Furqon mengingatkan bahwa kebijakan pangan tidak bisa dinilai secara instan. Menurutnya, satu tahun masa implementasi belum cukup untuk melihat hasil menyeluruh, namun dua kebijakan awal tersebut sudah menjadi titik awal yang kuat dalam agenda besar reformasi pangan nasional. Tanpa keberanian menetapkan harga dan menghentikan impor, upaya mengendalikan harga di pasar akan jauh lebih sulit dilakukan.

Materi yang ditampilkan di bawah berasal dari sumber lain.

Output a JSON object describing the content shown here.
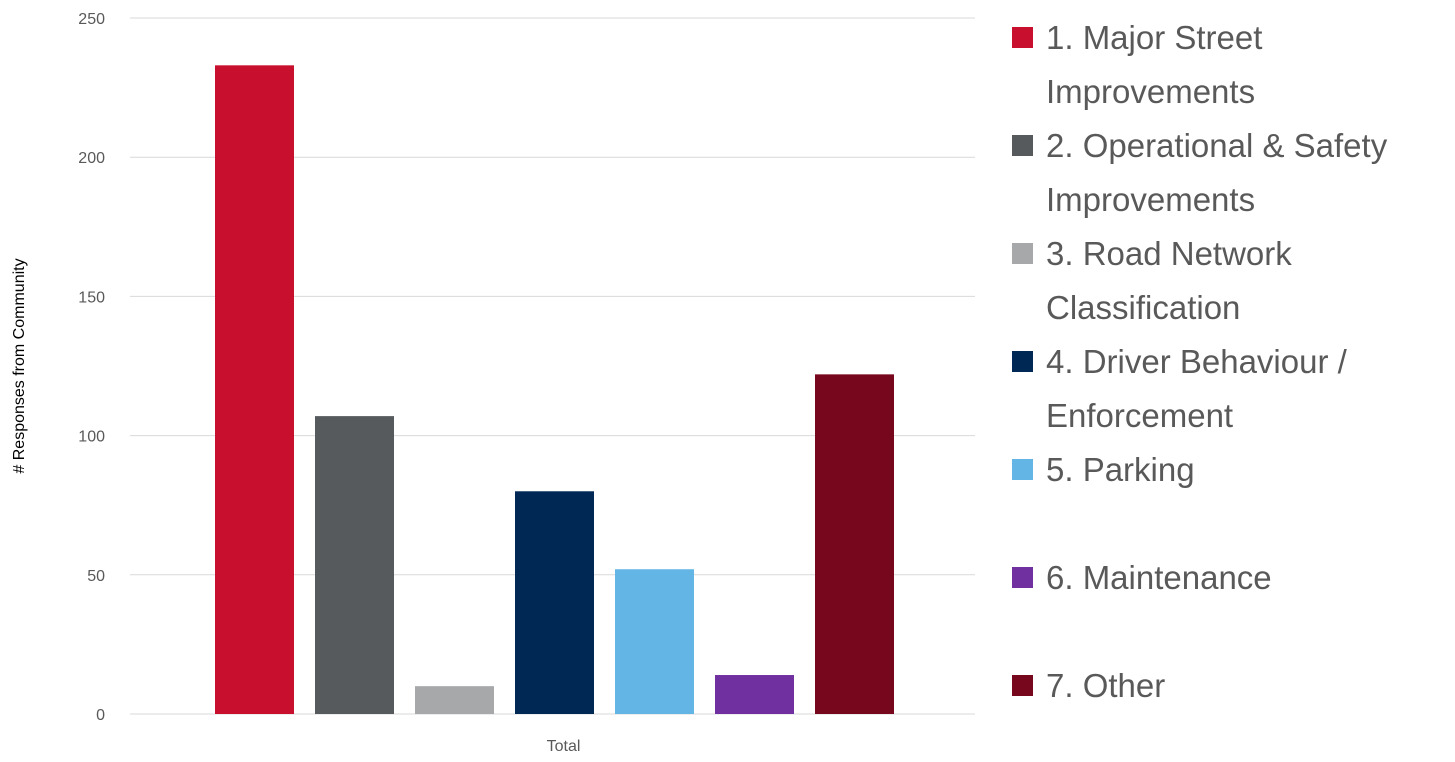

Di sisi lain, ia juga menyoroti pentingnya pembenahan rantai distribusi pangan. Panjangnya jalur distribusi dinilai masih menjadi tantangan yang perlu segera diatasi agar kebijakan HPP benar-benar berdampak hingga ke tingkat konsumen tanpa menggerus kesejahteraan petani. Ia berharap rencana strategis Kementerian Pertanian di bawah kepemimpinan Andi Amran Sulaiman mampu menjangkau persoalan tersebut secara komprehensif.
Dalam konteks dukungan terhadap kebijakan pemerintah, KAMMI menegaskan posisinya sebagai mitra kritis. Organisasi mahasiswa tersebut menyatakan siap beriringan dengan pemerintah selama kebijakan yang diambil berpihak kepada rakyat, khususnya petani. Menurut Furqon, langkah-langkah berani yang telah ditempuh Menteri Pertanian merupakan fondasi penting yang belum pernah dilakukan sebelumnya dan perlu dikawal bersama oleh seluruh elemen bangsa.